The candlelight flickered. Delilah placed her index fingers along the sides of her nose. “They were trying to save each other,” she said.
“They were trying to save each other,” Addison said.
“It was an accident,” the Chief said. “It was nobody’s fault.”
“It was nobody’s fault,” Andrea said.
“Forgiveness is a powerful thing,” the Chief said. “I forgive myself, and I forgive each of you. I forgive Tess and Greg. But we have a job ahead of us. We have two kids to raise. Chloe and Finn are going to live with Andrea and me, but it’s going to take all of us to help turn them into healthy, productive adults. It’s going to take all of us to love them the way their parents would have. Okay?”
“Okay,” the table echoed.
Jeffrey said, “I think we should have a moment of silence.”
“Agreed,” the Chief said. And for a long time they were quiet. Andrea and Phoebe had their heads bowed; Delilah stared out the dark window. Addison took off his glasses and pressed his eyes.
Then Jeffrey cleared his throat. “Thank you,” he said.
The Chief nodded, and reached for a chip. Delilah turned on music: Stevie Wonder singing “I Believe.” Andrea said, “Can I please have a glass of chardonnay?”
And then Phoebe stood up. “Wait a minute,” she said. “Wait a minute! ”
They all stopped.
Phoebe said, “Addison and I have something to tell you.”
She paid the money, she okayed the landscape architect and the signage, she monitored the progress, tramping out to the savannah even on brutally cold winter days, and she picked the day of the ribbon-cutting. June 20: the one-year anniversary of Greg and Tess’s death, the anniversary of their anniversary.
Chloe and Finn were going to cut the ribbon, and all of them-the Chief, Andrea, Kacy and Eric, Jeffrey, Delilah, Drew and Barney, Addison, Phoebe, and their baby, Reed Gregory Wheeler, age four weeks, two days, confined to a Baby Bjorn-were going to walk the trail for a ceremonial first time.

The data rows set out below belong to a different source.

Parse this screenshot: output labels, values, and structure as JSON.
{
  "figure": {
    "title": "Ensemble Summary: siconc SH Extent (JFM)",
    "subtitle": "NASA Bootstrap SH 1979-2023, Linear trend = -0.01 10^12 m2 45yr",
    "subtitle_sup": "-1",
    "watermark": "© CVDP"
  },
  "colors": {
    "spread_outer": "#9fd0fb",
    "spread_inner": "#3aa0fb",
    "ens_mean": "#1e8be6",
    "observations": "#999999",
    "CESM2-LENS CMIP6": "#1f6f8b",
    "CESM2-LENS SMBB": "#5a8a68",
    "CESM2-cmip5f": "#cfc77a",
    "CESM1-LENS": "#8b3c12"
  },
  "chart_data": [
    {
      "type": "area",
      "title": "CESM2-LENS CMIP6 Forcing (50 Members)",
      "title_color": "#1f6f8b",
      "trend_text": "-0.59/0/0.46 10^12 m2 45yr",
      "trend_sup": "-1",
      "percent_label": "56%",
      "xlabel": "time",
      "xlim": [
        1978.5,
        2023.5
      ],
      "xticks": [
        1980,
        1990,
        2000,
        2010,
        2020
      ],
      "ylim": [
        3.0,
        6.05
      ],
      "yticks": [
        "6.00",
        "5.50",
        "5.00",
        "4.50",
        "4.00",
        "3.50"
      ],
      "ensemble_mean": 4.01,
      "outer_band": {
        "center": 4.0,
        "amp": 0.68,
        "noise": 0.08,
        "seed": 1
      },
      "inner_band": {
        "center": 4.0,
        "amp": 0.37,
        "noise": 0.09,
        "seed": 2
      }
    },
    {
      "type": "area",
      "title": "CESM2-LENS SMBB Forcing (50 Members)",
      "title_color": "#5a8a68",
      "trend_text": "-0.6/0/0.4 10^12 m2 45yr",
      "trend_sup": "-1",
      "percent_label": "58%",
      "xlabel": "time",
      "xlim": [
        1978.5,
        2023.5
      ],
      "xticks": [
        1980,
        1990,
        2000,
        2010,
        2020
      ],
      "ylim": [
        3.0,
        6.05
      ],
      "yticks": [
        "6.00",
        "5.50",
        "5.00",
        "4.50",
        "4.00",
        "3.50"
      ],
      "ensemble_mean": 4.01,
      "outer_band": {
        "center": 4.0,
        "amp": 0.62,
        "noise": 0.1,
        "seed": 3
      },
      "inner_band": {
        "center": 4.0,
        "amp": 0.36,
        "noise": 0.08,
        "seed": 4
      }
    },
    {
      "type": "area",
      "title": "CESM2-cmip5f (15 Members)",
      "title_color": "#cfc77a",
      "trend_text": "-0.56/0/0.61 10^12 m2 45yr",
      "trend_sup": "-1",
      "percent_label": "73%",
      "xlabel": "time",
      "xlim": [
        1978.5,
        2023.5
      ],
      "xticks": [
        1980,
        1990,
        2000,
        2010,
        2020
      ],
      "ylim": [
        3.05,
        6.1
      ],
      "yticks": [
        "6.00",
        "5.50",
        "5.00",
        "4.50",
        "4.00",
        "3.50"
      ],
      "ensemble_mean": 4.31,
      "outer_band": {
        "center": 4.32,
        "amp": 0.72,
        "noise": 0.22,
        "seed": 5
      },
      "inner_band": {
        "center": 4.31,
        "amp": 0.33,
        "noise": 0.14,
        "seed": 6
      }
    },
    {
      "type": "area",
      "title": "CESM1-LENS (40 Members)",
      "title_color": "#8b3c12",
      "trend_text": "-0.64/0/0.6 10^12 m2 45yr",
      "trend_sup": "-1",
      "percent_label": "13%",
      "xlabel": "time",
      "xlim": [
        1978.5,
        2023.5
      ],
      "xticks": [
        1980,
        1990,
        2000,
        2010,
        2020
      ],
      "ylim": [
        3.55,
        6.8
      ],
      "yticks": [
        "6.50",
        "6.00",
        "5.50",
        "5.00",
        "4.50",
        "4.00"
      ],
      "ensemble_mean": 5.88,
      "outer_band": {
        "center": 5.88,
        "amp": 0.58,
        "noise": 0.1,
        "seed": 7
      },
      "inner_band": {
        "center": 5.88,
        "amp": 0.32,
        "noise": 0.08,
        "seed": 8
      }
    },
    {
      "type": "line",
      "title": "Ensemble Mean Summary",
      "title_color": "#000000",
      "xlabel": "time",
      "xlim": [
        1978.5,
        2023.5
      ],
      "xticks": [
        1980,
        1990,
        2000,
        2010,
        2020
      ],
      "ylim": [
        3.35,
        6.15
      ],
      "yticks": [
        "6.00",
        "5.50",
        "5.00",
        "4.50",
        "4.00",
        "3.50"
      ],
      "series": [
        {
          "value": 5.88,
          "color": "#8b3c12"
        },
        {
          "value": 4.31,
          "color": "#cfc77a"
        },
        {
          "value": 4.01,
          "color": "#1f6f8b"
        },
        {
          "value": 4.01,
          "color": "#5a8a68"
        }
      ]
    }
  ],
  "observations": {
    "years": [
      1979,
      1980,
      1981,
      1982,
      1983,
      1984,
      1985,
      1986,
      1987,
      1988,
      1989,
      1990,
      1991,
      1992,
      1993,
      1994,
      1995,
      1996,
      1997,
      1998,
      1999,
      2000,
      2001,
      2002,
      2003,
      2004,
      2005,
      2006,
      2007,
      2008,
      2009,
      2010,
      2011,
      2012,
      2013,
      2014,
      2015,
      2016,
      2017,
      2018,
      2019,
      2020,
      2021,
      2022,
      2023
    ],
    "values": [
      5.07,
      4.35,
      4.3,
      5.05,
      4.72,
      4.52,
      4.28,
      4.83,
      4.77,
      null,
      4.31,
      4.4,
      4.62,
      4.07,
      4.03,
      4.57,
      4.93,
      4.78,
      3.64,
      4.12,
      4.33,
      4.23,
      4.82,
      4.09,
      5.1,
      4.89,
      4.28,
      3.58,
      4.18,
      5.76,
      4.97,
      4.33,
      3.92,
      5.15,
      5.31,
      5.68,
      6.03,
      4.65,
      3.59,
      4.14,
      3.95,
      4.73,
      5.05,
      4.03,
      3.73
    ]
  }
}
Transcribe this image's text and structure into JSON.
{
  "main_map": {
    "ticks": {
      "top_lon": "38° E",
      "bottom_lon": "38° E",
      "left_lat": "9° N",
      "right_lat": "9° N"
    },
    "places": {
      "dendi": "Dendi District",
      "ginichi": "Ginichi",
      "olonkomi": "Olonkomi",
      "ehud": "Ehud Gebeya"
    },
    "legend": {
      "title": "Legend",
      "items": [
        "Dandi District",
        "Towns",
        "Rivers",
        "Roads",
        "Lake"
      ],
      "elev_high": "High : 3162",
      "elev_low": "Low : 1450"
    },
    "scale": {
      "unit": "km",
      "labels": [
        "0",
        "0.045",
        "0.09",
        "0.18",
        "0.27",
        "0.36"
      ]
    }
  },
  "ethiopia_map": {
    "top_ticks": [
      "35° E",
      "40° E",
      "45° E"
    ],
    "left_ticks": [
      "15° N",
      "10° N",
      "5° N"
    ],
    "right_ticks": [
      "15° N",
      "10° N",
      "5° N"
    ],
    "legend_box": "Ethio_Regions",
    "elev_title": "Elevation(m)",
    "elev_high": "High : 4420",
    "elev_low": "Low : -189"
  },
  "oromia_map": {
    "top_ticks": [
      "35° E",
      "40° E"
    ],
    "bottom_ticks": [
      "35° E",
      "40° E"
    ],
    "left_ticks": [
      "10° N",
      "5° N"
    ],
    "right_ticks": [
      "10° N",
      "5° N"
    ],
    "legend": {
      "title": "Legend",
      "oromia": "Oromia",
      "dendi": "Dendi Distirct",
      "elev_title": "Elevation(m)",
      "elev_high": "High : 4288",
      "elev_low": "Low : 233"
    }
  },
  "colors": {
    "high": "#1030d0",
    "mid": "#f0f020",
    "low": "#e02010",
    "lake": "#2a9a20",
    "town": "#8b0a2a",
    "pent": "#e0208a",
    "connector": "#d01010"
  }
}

It happened exactly as Phoebe had imagined it. Chloe and Finn cut a yellow satin ribbon at the head of the trail (which meant that Chloe cut and Finn stretched out his hand to make it look like he was cutting), and the forty-seven Nantucket citizens present clapped politely (and yes, some cried).
Phoebe stood with baby Reed asleep against her chest and watched as Andrea, the Chief, Addison, Jeffrey, and Delilah read the sign.